Rund 600.000 Touristen sollen von der Pleite des britische Reisekonzern Thomas Cook betroffen sein, darunter auch rund 140.000 Deutsche. Das hoch verschuldete Touristikunternehmen mit weltweit etwa 21.000 Mitarbeitern hatte Insolvenz angemeldet und seinen Betrieb eingestellt. Der Verkauf von Reisen wurde gestoppt.
Verkauf von neuen Reisen bleibt gestoppt
Die britische Regierung soll in den nächsten Tagen etwa 150.000 Urlauber nach Hause zurückholen. In Deutschland gibt es eine spezielle Insolvenzpflichtversicherung für Reiseveranstalter, weswegen die zunächst dafür verantwortlich sind, eine Rückreise zu organisieren. Pauschalurlauber, die schon im Urlaub sind, haben demnach auch Anspruch, vor Ort im Hotel zu bleiben, bis die Rückreise organisiert ist.
Für jene Kunden, die die gebuchte Reise noch nicht angetreten haben, gibt es hingegen schlechte Nachrichten. Am 25. und 26. September können die Kunden ihre Reisen nicht antreten, sagte ein Sprecher der deutschen Tochter von Thomas Cook gegenüber der Deutschen Presse-Agentur (dpa). Bereits am Montag und Dienstag konnten Touristen, die mit der deutschen Thomas Cook gebucht hatten, nicht zur ihrem Urlaubsziel starten. Der Verkauf von neuen Reisen bleibt gestoppt.
Wegen des Insolvenzantrags des Mutterkonzerns hatte der bislang profitable Ferienflieger Condor einen staatlich verbürgten Überbrückungskredit beim Bund beantragt. Nach Informationen der dpa handelt es sich dabei um 200 Millionen Euro. Das hessische Unternehmen, das etwa 4.900 Mitarbeiter beschäftigt, will auf diese Weise "Liquiditätsengpässe" verhindern. Der Wirtschaftsminister Peter Altmaier (CDU) kündigte am Dienstag einen Beschluss der Bundesregierung "in den nächsten Tagen" an. Inzwischen wurde auch bekannt, dass auch die deutsche Thomas-Cook-Tochter eine Bitte um Staatshilfe gestellt hat. Wie hoch der Überbrückungskredit sein soll, ist nicht bekannt.
Am Dienstag hielt Condor seinen Betrieb weiter aufrecht. Alle Flüge sollten wie geplant durchgeführt werden, hieß es. Nach Angaben des Unternehmens ist weniger als ein Fünftel der Condor-Passagiere Gäste der Thomas-Cook-Veranstaltermarken. Angesichts der bevorstehenden Herbstferien wäre ein Ausscheiden der Fluggesellschaft aus dem Markt für die Branche ein großes Problem.
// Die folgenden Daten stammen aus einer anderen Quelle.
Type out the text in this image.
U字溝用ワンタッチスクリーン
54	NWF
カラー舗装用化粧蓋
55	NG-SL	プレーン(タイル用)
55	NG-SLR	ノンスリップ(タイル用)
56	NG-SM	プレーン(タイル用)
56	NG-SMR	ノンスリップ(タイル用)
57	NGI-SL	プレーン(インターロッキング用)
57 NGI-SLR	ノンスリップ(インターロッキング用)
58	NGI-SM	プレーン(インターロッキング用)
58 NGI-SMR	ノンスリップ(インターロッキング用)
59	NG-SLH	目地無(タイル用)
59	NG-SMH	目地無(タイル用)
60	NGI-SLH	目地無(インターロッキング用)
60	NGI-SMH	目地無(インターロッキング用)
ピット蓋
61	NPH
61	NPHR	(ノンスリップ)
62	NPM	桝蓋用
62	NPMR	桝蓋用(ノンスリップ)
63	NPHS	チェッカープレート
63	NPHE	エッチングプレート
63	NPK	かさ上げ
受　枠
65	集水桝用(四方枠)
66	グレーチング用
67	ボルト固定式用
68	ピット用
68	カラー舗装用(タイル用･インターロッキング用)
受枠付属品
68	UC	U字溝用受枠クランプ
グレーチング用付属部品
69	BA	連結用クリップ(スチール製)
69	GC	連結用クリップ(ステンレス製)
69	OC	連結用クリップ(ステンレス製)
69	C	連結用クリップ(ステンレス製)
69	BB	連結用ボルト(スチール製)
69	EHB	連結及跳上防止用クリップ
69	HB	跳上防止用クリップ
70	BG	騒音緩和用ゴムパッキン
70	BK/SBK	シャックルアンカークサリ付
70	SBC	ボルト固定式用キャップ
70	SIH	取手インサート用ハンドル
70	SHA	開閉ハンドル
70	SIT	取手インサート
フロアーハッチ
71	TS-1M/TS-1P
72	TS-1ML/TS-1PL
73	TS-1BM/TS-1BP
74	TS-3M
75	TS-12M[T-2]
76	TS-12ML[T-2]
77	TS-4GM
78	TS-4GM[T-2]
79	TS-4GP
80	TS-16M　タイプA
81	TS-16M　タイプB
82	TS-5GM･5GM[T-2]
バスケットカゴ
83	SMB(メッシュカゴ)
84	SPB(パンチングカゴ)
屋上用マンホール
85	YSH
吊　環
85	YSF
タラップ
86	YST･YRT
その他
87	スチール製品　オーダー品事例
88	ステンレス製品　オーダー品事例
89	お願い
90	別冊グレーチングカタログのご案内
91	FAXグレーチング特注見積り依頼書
Was bedeutet die Thomas-Cook-Pleite für den Tourismussektor?
Die Experten sprechen schon von erheblichen Auswirkungen für die Tourismusregionen allein durch die Insolvenz des britischen Mutterkonzerns. In Spanien, Griechenland oder Tunesien könnten vor allem viele kleinere Unternehmen wegen der nicht bezahlten Rechnungen vor ihrem Ende stehen. Hinzu kommt die Befürchtung, dass mit der Pleite des britischen Reiseveranstalters auch Millionen von Touristen den Regionen wegbleiben.
So gehen etwa griechische Tourismusverbände davon aus, dass die Insolvenz von Thomas Cook den Tourismussektor des Landes bis zu 500 Millionen Euro kosten könnte. Der Fremdenverkehrsverband SETE rechnet mit Einbußen von 250 Millionen bis 500 Millionen Euro. Eine andere Berechnung, die des Verbands Hellenischer Hoteliers (GTP), schätzt den Verlust für die griechische Tourismusbranche auf 300 Millionen Euro. Es sei für die Wirtschaft "der stärkste Schlag seit der Finanzkrise", schrieb am Dienstag die Wirtschaftszeitung Naftemporiki.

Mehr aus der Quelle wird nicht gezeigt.